#18 Leveraging the Void, part 4
The concluding part.
More sirens here, day and night. The cars are faster, the advertisements more aggressive. This is wall-to-wall prostitution. And total electric light too. And the game - all games - gets more intense. It’s always like this when you’re getting near the centre of the world. But the people smile. Actually they smile more and more, though never to other people, always to themselves.
Jean Baudrillard, America
That title: Cosmopolis. City as cosmos, as universe. The teeming city with a life so rich and vast you could never know it all, never get to the end of it. It’s a romantic idea, one in keeping with Harold Bloom’s assessment of DeLillo as a High Romantic Transcendentalist1.
DeLillo evokes a sense of the deep life of New York with glimpses of ‘archaic business’, a potent phrase suggesting the survival of ancient patterns, activities, ways of life in the modern city:
He stood at the window and watched the great day dawn. The view was across bridges, narrows and sounds and out past the boroughs and toothpaste suburbs into measures of landmass and sky that could only be called the deep distance. He didn’t know what he wanted. It was still nighttime down on the river, half night, and ashy vapors wavered above the smokestacks on the far bank. He imagined the whores were all fled from the lamplit corners by now, duck butts shaking, other kinds of archaic business just beginning to stir, produce trucks rolling out of the markets, news trucks out of the loading docks. The bread vans would be crossing the city and a few stray cars out of bedlam weaving down the avenues, speakers pumping heavy sound.
There’s more in this vein later in the book when Packer’s stretch enters the diamond district:
..he lowered the window to a scene that was rocking with commerce.
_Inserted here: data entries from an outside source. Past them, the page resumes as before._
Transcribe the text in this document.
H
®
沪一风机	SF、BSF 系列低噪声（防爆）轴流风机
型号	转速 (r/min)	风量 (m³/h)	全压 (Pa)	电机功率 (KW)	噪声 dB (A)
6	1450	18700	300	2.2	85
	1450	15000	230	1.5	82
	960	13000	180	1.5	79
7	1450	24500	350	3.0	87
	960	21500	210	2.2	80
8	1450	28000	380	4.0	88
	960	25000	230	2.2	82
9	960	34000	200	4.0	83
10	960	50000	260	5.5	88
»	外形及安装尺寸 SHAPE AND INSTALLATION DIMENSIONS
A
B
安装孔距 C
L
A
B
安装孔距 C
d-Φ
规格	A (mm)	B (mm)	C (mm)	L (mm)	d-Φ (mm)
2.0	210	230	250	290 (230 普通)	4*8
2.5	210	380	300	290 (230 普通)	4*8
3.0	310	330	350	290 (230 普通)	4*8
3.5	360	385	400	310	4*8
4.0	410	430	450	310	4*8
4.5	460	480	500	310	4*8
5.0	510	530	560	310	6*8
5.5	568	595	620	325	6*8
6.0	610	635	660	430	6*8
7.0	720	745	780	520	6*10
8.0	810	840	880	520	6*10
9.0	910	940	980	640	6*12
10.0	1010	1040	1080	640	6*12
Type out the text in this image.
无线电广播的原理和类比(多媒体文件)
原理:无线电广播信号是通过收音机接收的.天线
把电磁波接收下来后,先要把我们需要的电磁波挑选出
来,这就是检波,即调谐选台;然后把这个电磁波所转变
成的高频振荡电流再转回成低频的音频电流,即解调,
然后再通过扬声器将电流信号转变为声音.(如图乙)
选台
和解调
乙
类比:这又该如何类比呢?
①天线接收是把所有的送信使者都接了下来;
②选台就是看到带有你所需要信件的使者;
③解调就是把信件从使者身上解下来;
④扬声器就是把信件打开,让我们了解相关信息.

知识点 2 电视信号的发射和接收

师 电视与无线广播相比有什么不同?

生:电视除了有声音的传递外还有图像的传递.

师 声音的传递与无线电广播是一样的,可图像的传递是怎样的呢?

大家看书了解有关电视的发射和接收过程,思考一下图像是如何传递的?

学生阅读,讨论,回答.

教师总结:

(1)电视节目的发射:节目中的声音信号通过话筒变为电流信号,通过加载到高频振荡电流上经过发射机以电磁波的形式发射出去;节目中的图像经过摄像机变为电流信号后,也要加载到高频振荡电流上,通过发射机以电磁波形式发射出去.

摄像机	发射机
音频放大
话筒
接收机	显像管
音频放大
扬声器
Nearly every store had jewelry on display and shoppers worked both sides of the street, slipping between armored bank trucks and private security vans to look at fine Swiss watches and eat in the kosher luncheonette.
Cash for gold and diamonds. Rings, coins, pearls, wholesale jewelry, antique jewelry. This was the souk, the shtetl. Here were the hagglers and talebearers, the scrapmongers, the dealers in stray talk. The street was an offense to the truth of the future. But he responded to it. He felt it enter every receptor and vault electrically to his brain.
“An offense to the truth of the future”. Packer, and DeLillo, know the future will be pared down, minimalist, homogenised. And online. The future will take its leave of the material world to the fullest extent possible. What, then, will happen to those whose livings are earned through archaic business, those for whom ‘address’ will always mean a street and a gate and a front door, not an IP address? Is the fate of such people even an afterthought for the architects of our collective future?
Writers must oppose systems. It's important to write against power, corporations, the state, and the whole system of consumption and of debilitating entertainments.
We have a rich literature. But sometimes it's a literature too ready to be neutralized, to be incorporated into the ambient noise. This is why we need the writer in opposition, the novelist who writes against power, who writes against the corporation or the state or the whole apparatus of assimilation. We're all one beat away from becoming elevator music.
The book which shows DeLillo at his most oppositional is arguably Libra—indeed, one conservative reviewer condemned the novel as “an act of literary vandalism and bad citizenship” for the way DeLillo seemed to be trying to lend credence to JFK assassination conspiracy theories. That assessment of the author’s motives may have been accurate. Nevertheless, DeLillo has never claimed Libra to be anything but a novel. On the book’s final page there is an ‘author’s note’:
This is a work of imagination. While drawing from the historical record, I’ve made no attempt to furnish factual answers to any questions raised by the assassination.
Any novel about a major unresolved event would aspire to fill some of the blank spaces in the known record. To do this, I’ve altered and embellished reality, extended real people into imagined space and time, invented incidents, dialogues, and characters.